Which model to choose?
On one hand, we have tested the K-nearest neighbors (KNN) model. The KNN is an instance-based classification algorithm. In this approach, we represent the training instances as points in a multidimensional space and classify new instances based on the majority of classes among the k nearest instances to them. The value of k repesents the number of nearest neighbors considered for making a classification decision. The KNN model is easy to understand and implement, but it can become computationally expensive for large datasets and can be affected by the presence of irrelevant or noisy features.
On the other hand, the Random Forest model has been tested. The Random Forest model is a supervised learning algorithm based on decision trees. Instead of a single decision tree, Random Forest constructs multiple decision trees and combines their results to obtain a more robust prediction. We train each decision tree on a random sample of the dataset and use a random selection of features at each split. Then, we combine the predictions from individual trees through voting to obtain the final prediction. Random Forest has a known ability to handle irrelevant features, handle large datasets well, and provide good generalization.
The main differences between the two models are as follows:
- KNN is simple and easy to understand, but it can be computationally expensive and sensitive to irrelevant features.
- Random Forest is more robust, efficient and can handle irrelevant features. However, it can be less interpretable due to the combination of multiple decision trees.

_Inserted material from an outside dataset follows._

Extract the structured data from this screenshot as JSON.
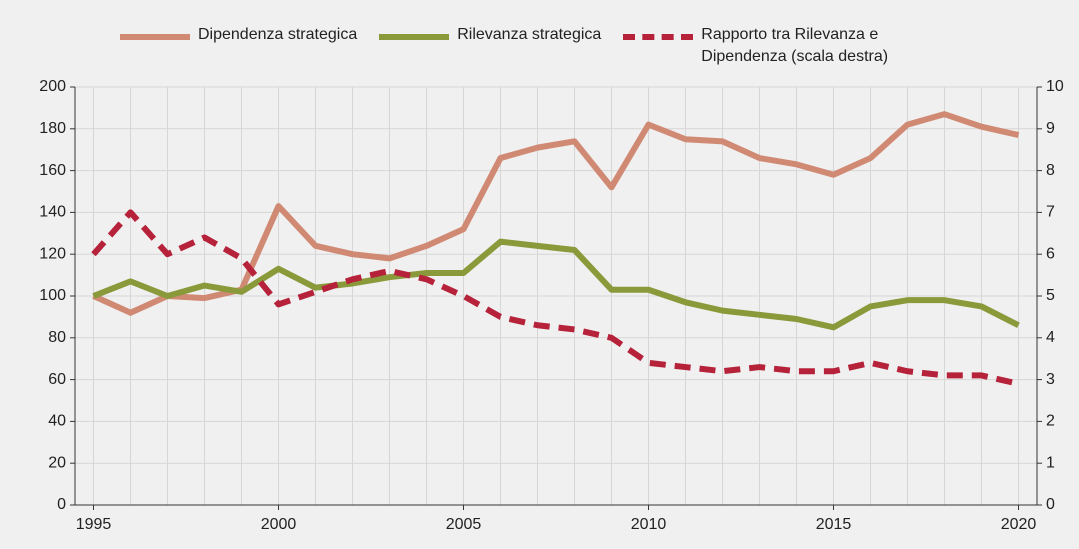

An example will be examined to determine which financial series are identified as outliers by each model.
To sum up
It has been carried out to demostrate a way to detect outliers in financial series. Based on the images, we have concluded that the Random Forest model performs better in this case. There is certainly room for further improvement, such as combining both models or fine-tuning the parameters. In the meantime, you can use this method as a preliminary filter to identify outliers in financial data.